Possible to maintain intersections of curves as they are smoothed/rebuilt/faired?

I have a surface that I am developing from a set of horizontal and vertical curves. I used a mesh to trace these curves, so I have to smooth them out. However, once I smooth them out, I will lose the intersections where vertical and horizontal curves intersect. Is there a technique that allows me to smooth all the curves, but retain the intersections where horizontal and vertical intersect? Using the attached file as an example, once I smooth out the black lines, they will no longer intersect with the red or the green curves. I need topology like this to be retained, but I also need each curve to be smoooooooooooooooooth. Is this possible? I know I can choose either the verticals or the horizontals, smooth them, and then loft – but I need a network surface based on smooth input curves. Again, is this possible? Example (57.9 KB)

Hello - I’m afraid I do not see a good way to do this so far.

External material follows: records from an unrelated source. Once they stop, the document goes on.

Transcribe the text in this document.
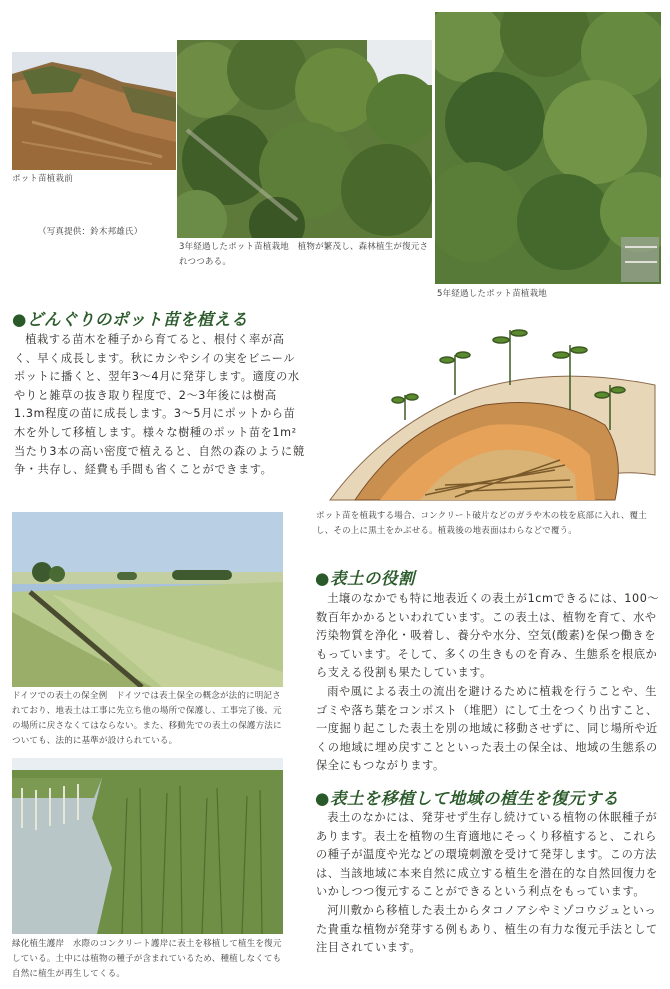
ポット苗植栽前
（写真提供：鈴木邦雄氏）
3年経過したポット苗植栽地　植物が繁茂し、森林植生が復元されつつある。
5年経過したポット苗植栽地
●どんぐりのポット苗を植える

植栽する苗木を種子から育てると、根付く率が高く、早く成長します。秋にカシやシイの実をビニールポットに播くと、翌年3〜4月に発芽します。適度の水やりと雑草の抜き取り程度で、2〜3年後には樹高1.3m程度の苗に成長します。3〜5月にポットから苗木を外して移植します。様々な樹種のポット苗を1m²当たり3本の高い密度で植えると、自然の森のように競争・共存し、経費も手間も省くことができます。

ポット苗を植栽する場合、コンクリート破片などのガラや木の枝を底部に入れ、覆土し、その上に黒土をかぶせる。植栽後の地表面はわらなどで覆う。
ドイツでの表土の保全例　ドイツでは表土保全の概念が法的に明記されており、地表土は工事に先立ち他の場所で保護し、工事完了後、元の場所に戻さなくてはならない。また、移動先での表土の保護方法についても、法的に基準が設けられている。
緑化植生護岸　水際のコンクリート護岸に表土を移植して植生を復元している。土中には植物の種子が含まれているため、種植しなくても自然に植生が再生してくる。
●表土の役割

土壌のなかでも特に地表近くの表土が1cmできるには、100〜数百年かかるといわれています。この表土は、植物を育て、水や汚染物質を浄化・吸着し、養分や水分、空気(酸素)を保つ働きをもっています。そして、多くの生きものを育み、生態系を根底から支える役割も果たしています。

雨や風による表土の流出を避けるために植栽を行うことや、生ゴミや落ち葉をコンポスト（堆肥）にして土をつくり出すこと、一度掘り起こした表土を別の地域に移動させずに、同じ場所や近くの地域に埋め戻すことといった表土の保全は、地域の生態系の保全にもつながります。

●表土を移植して地域の植生を復元する

表土のなかには、発芽せず生存し続けている植物の休眠種子があります。表土を植物の生育適地にそっくり移植すると、これらの種子が温度や光などの環境刺激を受けて発芽します。この方法は、当該地域に本来自然に成立する植生を潜在的な自然回復力をいかしつつ復元することができるという利点をもっています。

河川敷から移植した表土からタコノアシやミゾコウジュといった貴重な植物が発芽する例もあり、植生の有力な復元手法として注目されています。
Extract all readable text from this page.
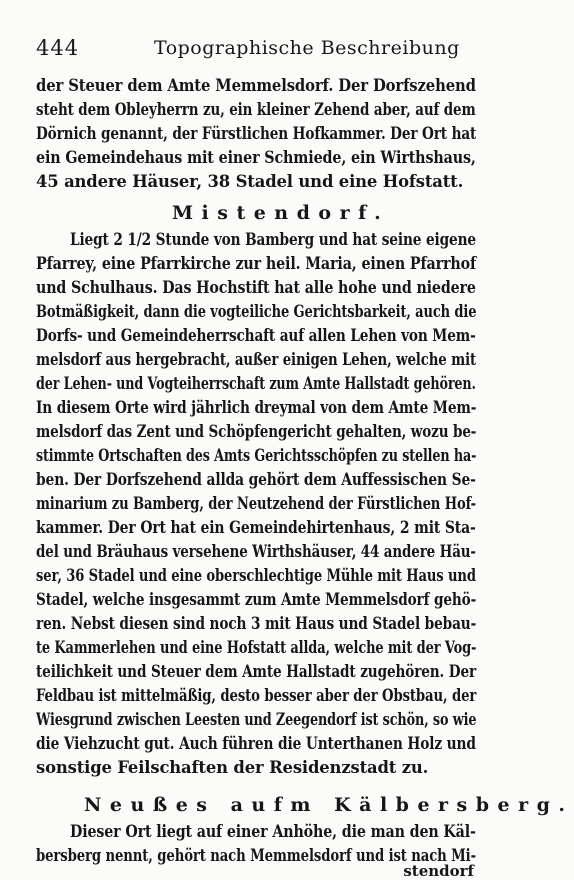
444	Topographische Beschreibung
der Steuer dem Amte Memmelsdorf. Der Dorfszehend
steht dem Obleyherrn zu, ein kleiner Zehend aber, auf dem
Dörnich genannt, der Fürstlichen Hofkammer. Der Ort hat
ein Gemeindehaus mit einer Schmiede, ein Wirthshaus,
45 andere Häuser, 38 Stadel und eine Hofstatt.
Mistendorf.
Liegt 2 1/2 Stunde von Bamberg und hat seine eigene
Pfarrey, eine Pfarrkirche zur heil. Maria, einen Pfarrhof
und Schulhaus. Das Hochstift hat alle hohe und niedere
Botmäßigkeit, dann die vogteiliche Gerichtsbarkeit, auch die
Dorfs- und Gemeindeherrschaft auf allen Lehen von Mem-
melsdorf aus hergebracht, außer einigen Lehen, welche mit
der Lehen- und Vogteiherrschaft zum Amte Hallstadt gehören.
In diesem Orte wird jährlich dreymal von dem Amte Mem-
melsdorf das Zent und Schöpfengericht gehalten, wozu be-
stimmte Ortschaften des Amts Gerichtsschöpfen zu stellen ha-
ben. Der Dorfszehend allda gehört dem Auffessischen Se-
minarium zu Bamberg, der Neutzehend der Fürstlichen Hof-
kammer. Der Ort hat ein Gemeindehirtenhaus, 2 mit Sta-
del und Bräuhaus versehene Wirthshäuser, 44 andere Häu-
ser, 36 Stadel und eine oberschlechtige Mühle mit Haus und
Stadel, welche insgesammt zum Amte Memmelsdorf gehö-
ren. Nebst diesen sind noch 3 mit Haus und Stadel bebau-
te Kammerlehen und eine Hofstatt allda, welche mit der Vog-
teilichkeit und Steuer dem Amte Hallstadt zugehören. Der
Feldbau ist mittelmäßig, desto besser aber der Obstbau, der
Wiesgrund zwischen Leesten und Zeegendorf ist schön, so wie
die Viehzucht gut. Auch führen die Unterthanen Holz und
sonstige Feilschaften der Residenzstadt zu.
Neußes aufm Kälbersberg.
Dieser Ort liegt auf einer Anhöhe, die man den Käl-
bersberg nennt, gehört nach Memmelsdorf und ist nach Mi-
stendorf
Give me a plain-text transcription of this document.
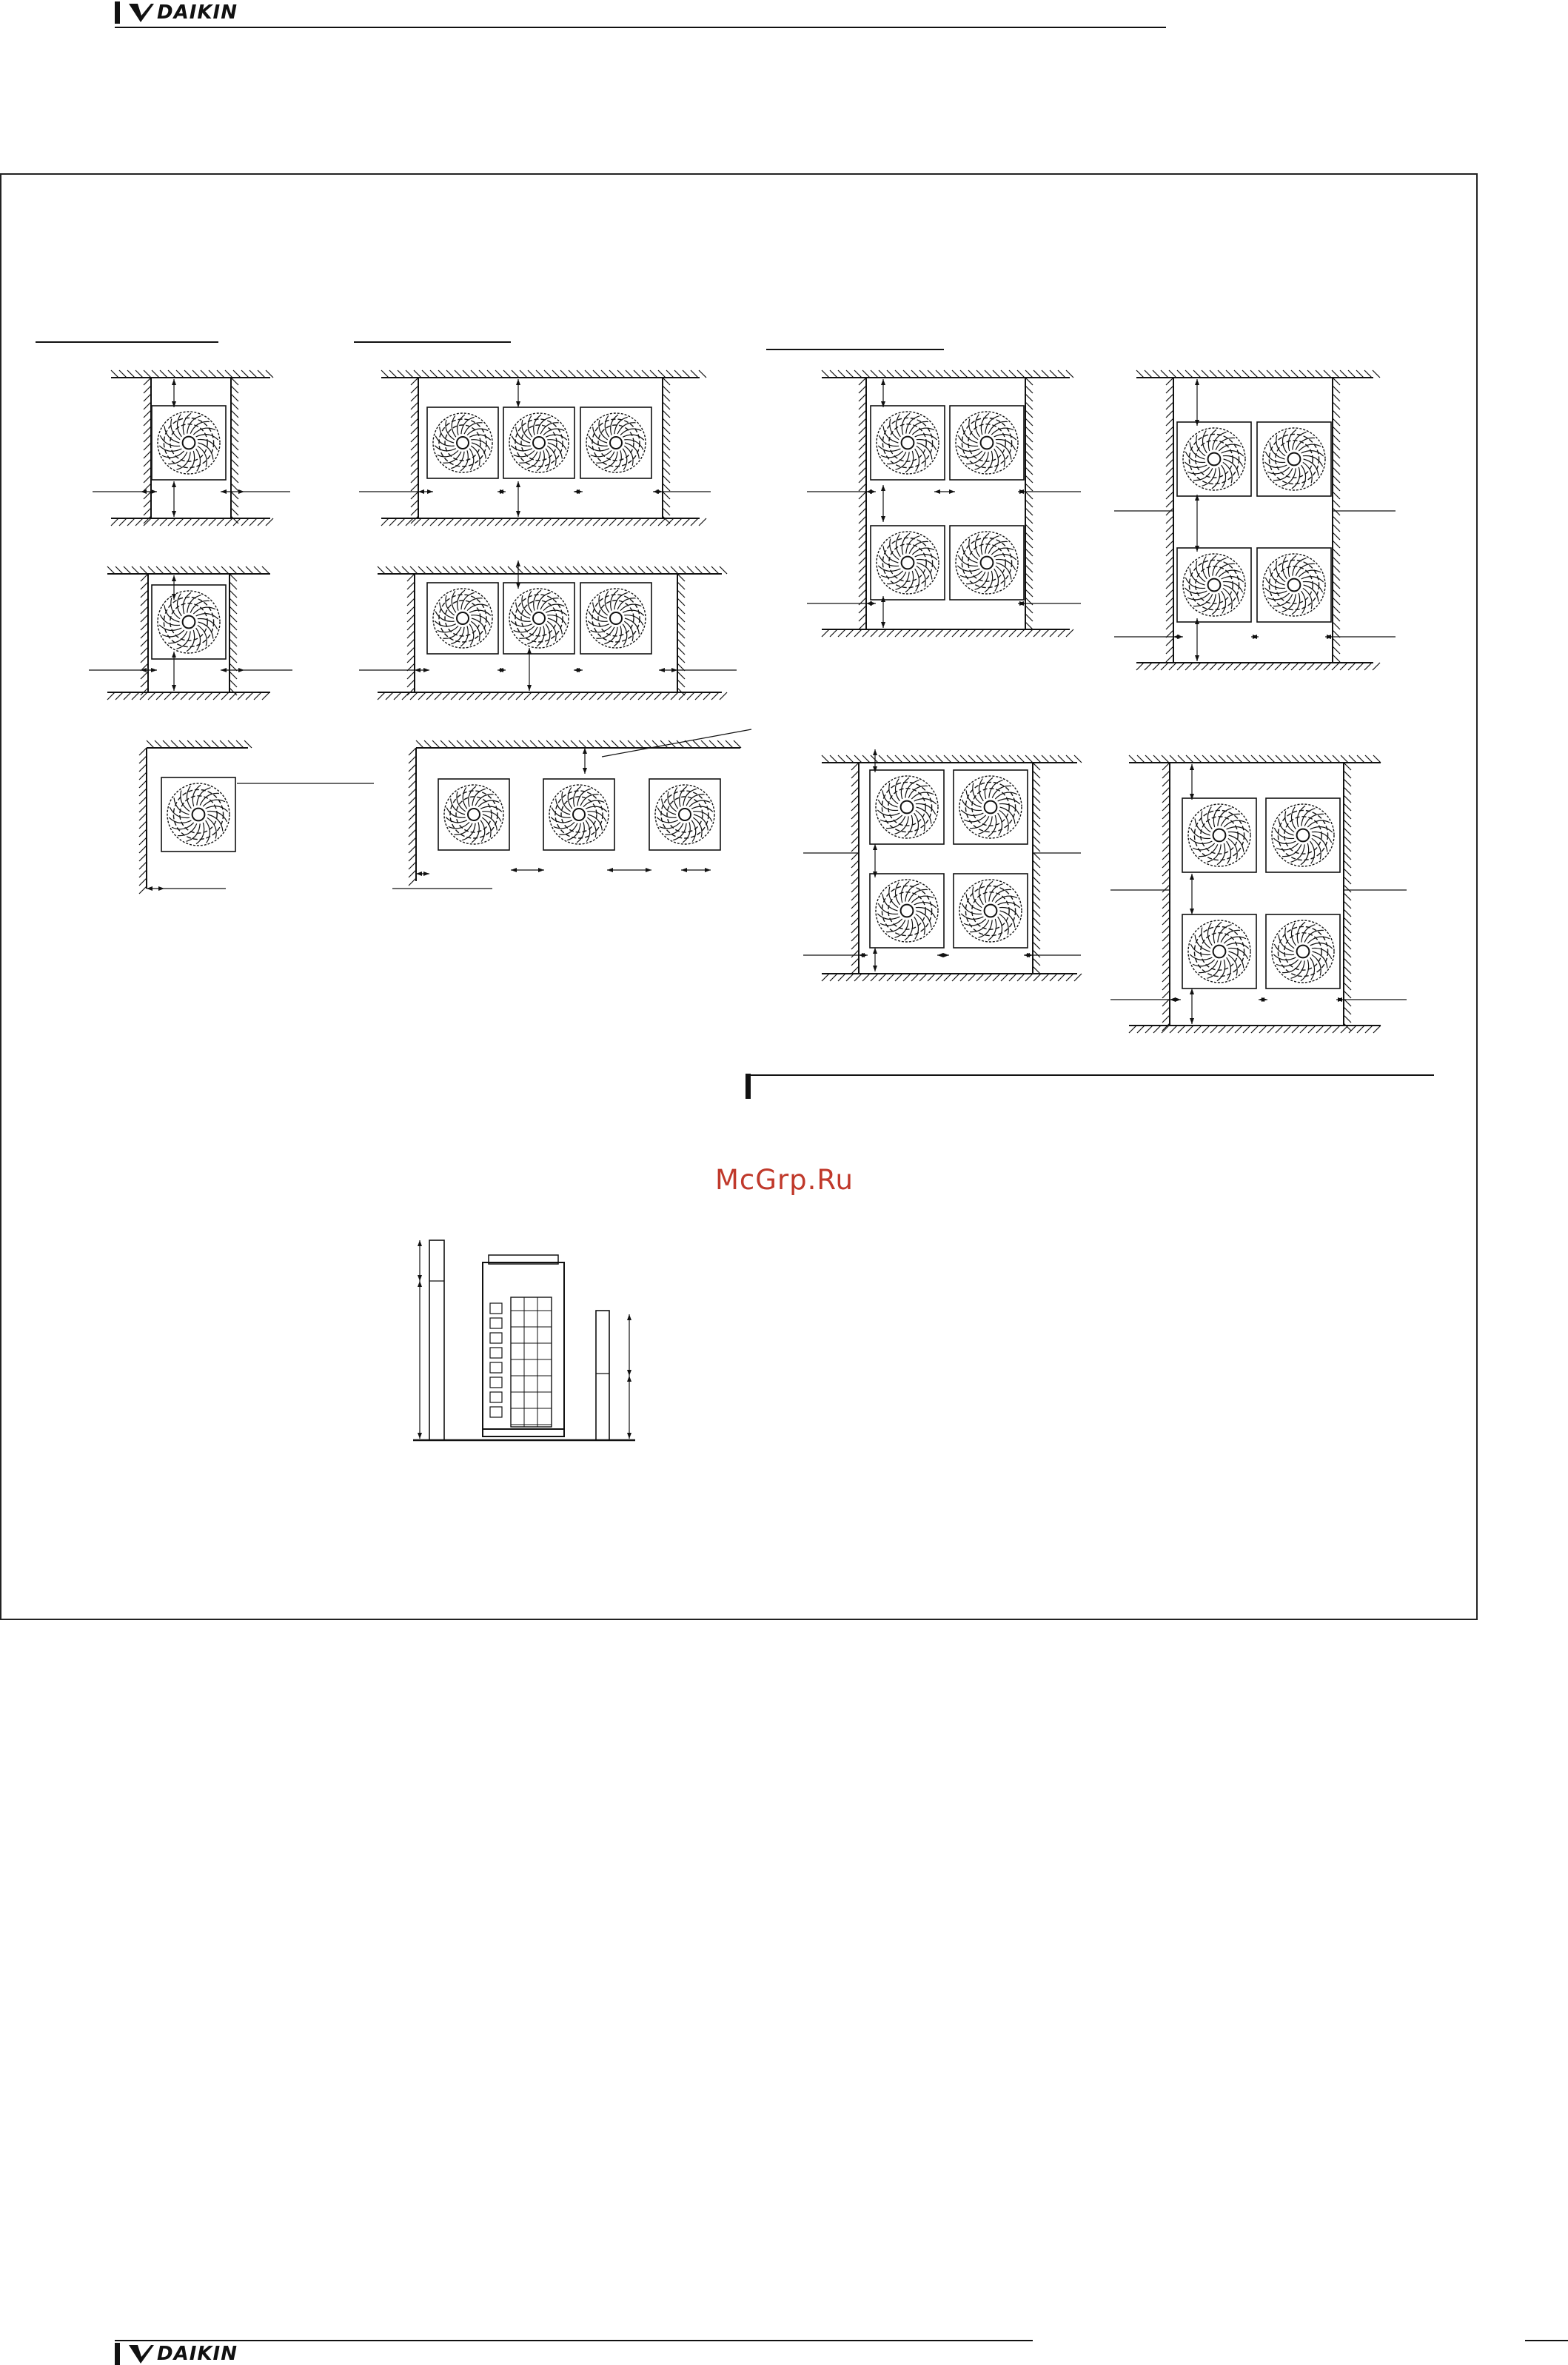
DAIKIN
McGrp.Ru
DAIKIN
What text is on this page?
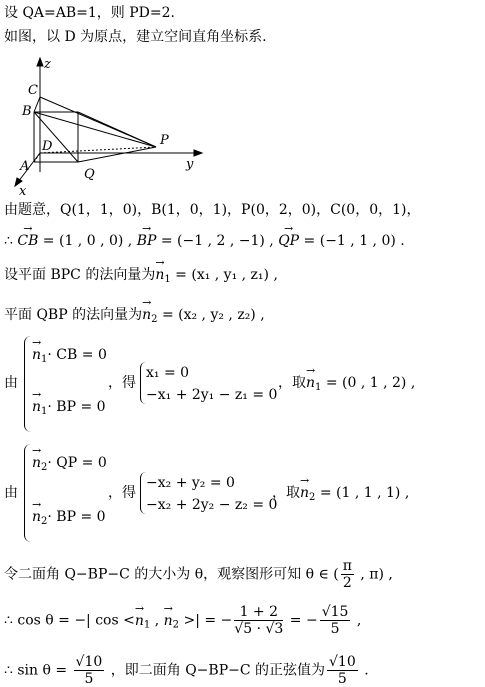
设 QA=AB=1，则 PD=2.
如图，以 D 为原点，建立空间直角坐标系.
z
y
x
C
B
D
A
P
Q
由题意，Q(1，1，0)，B(1，0，1)，P(0，2，0)，C(0，0，1)，
∴ → CB = (1 , 0 , 0) , → BP = (−1 , 2 , −1) , → QP = (−1 , 1 , 0) .
设平面 BPC 的法向量为→ $n_1 = (x_1$ , y₁ , z₁) ,
平面 QBP 的法向量为→ $n_2 = (x_2$ , y₂ , z₂) ,
由
→ $n_1\cdot$ CB = 0
→ $n_1\cdot$ BP = 0
，得
x₁ = 0
−x₁ + 2y₁ − z₁ = 0
，取→ $n_1 = (0$ , 1 , 2) ,
由
→ $n_2\cdot$ QP = 0
→ $n_2\cdot$ BP = 0
，得
−x₂ + y₂ = 0
−x₂ + 2y₂ − z₂ = 0
，取→ $n_2 = (1$ , 1 , 1) ,
令二面角 Q−BP−C 的大小为 θ，观察图形可知 θ ∈ ( $\frac{\pi}{2}$ , π) ,
∴ cos θ = −| $\cos <\to n_1$ , → $n_2$ >| = − $\frac{1 + 2}{√5 \cdot √3}$ = − $\frac{√15}{5}$ ,
∴ $\sin \theta = \frac{√10}{5}$ ，即二面角 Q−BP−C 的正弦值为 $\frac{√10}{5}$ .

How about creating points at the intersections, then creating a surface from the point grid (you would have to leave out the green curve that doesn’t have a red match, or add the match first) and smooth the surface?

smoothy.3dm (167.2 KB)
(minimal smoothing applied so far)

a310_20181006-A_interpolate.3dm (3.6 MB)
If you absolutely need to keep the intersections of the curves on your surface I suggest that you run a set of interpolate curves (command is InterpCrv) though your line intersections in both directions, including the edge curves if possible. Then you can NetworkSrf them and you will get a pretty smooth surface. See white lines and green surface in attached file.

If you are able to deviate from the intersections slightly I suggest that you may want to nudge the interpolate curves around a little to get them smoother before surfacing. To do this while controlling the areas that move and those that do not one technique I like is softeditcrv with the falloff set to a short enough distance that it will pull the curve only one intersection at a time.